Re: UPDATE on 20 Million Records Transaction or not?

Tim Cross <theophilusx@xxxxxxxxx> · Wed, 24 Jun 2020 10:52:35 +1000

Jason Ralph <jralph@xxxxxxxxxxxxxxxxxxxxx> writes:

> Hello List,
> PostgreSQL 11.8 on x86_64-pc-linux-gnu, compiled by gcc (GCC) 4.4.7 20120313 (R
> ed Hat 4.4.7-23), 64-bit
>
> I am planning an update on a table with 20Million records, I have been researching the best practices.  I will remove all indexes and foreign keys prior to the update, however I am not sure if I should use a transaction or not.
> My thought process is that a transaction would be easier to recover if something fails, however it would take more time to write to the WAL log in a transaction.
>
> Would it make sense to make a back up of the table then execute update without a transaction? How would you guys do it?
>

This is really the sort of thing you need to test in a development
environment. There are just too many unknowns to provide a definitive
answer. You need to run this with minimal 'adjustments' in a dev
scenario to get a baseline and then decide what, if anything, you need
to do.

Just because you have 20M records, it doesn't mean that you have to do
anything 'special'. A lot will depend on how many of that 20M need to be
updated, the size of the records and fields being updated, how the
updated records are spread through the table, what other processes are
updating or querying the table during the operation, which indexes are
used and which are unnecessary or just update overhead etc, etc.

Trying to optimise this operation without knowing where the bottlenecks
are is extremely difficult. Unless you know that every one of the 20M
records will be updated, I wouldn't rush into removing all indexes. I
would definitely look at breaking up the update into smaller
transactions.

As to the question about whether to use a transaction or not, it really
depends on your data and how easily you can recover from a partial
transaction.
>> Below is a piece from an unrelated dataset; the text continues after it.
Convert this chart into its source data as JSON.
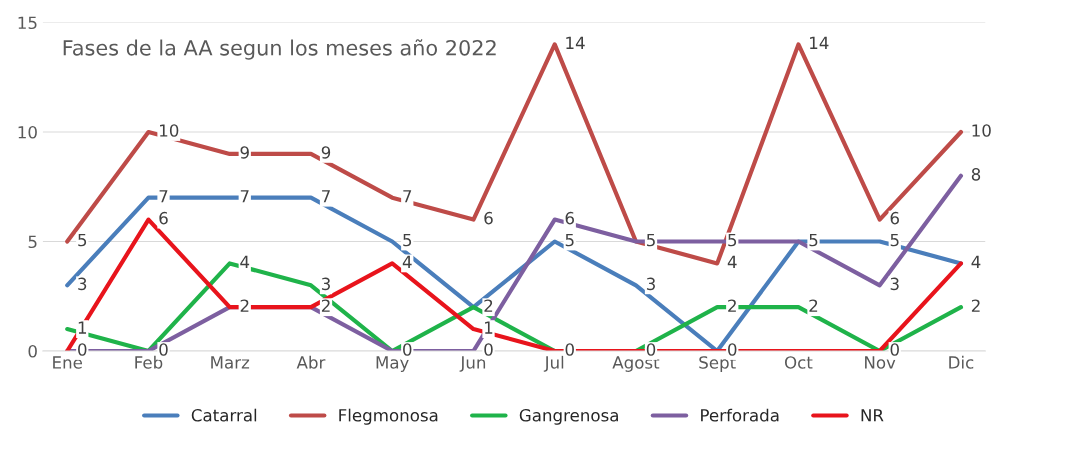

Assume the update is going to be interrupted before
completion. If you can recover from that situation easily, then not
using a full transaction with commit/rollback may be acceptable.
otherwise, I would avoid it.

At any rate, baseline first as you may be surprised. I was recently
working on an application using PG 9.6 which had numerous web clients
and a backend process which ran multiple times a day and which updated
millions of rows each run in a table with over 100M records. The full
update would take around 20 - 30 min, but consisted of multiple
transactions. The data was part of a weather information system used for
predictive modelling. The data consisted of rainfall, max/min temp,
humidity and vapour pressure for 9am and 3pm and solar radiation for
grid points 5km apart covering all of Australia. The table had records
for every day for the last 4+ years and as yet, does not use
partitioning. This is a lot of records, but each record is quite small.
While at some point, we will need to look at additional optimisations
like partitioning, the performance is currently within acceptable
limits. The only optimisation we have done is basic db tuning. When I
did this tuning, performance saw a significant improvement, but none of
it was specific to this large table or the update process.

The key point is that large numbers of records doesn't necessarily mean
that an update will be slow (or more specifically too slow for
acceptable performance, whatever that is). Assuming you will need to
take lots of special action may be premature - you may need to do none
or only a couple of things. Get a baseline first and you will know how
big of an issue you have. You will also be able to determine if what you
try has any benefit. 
-- 
Tim Cross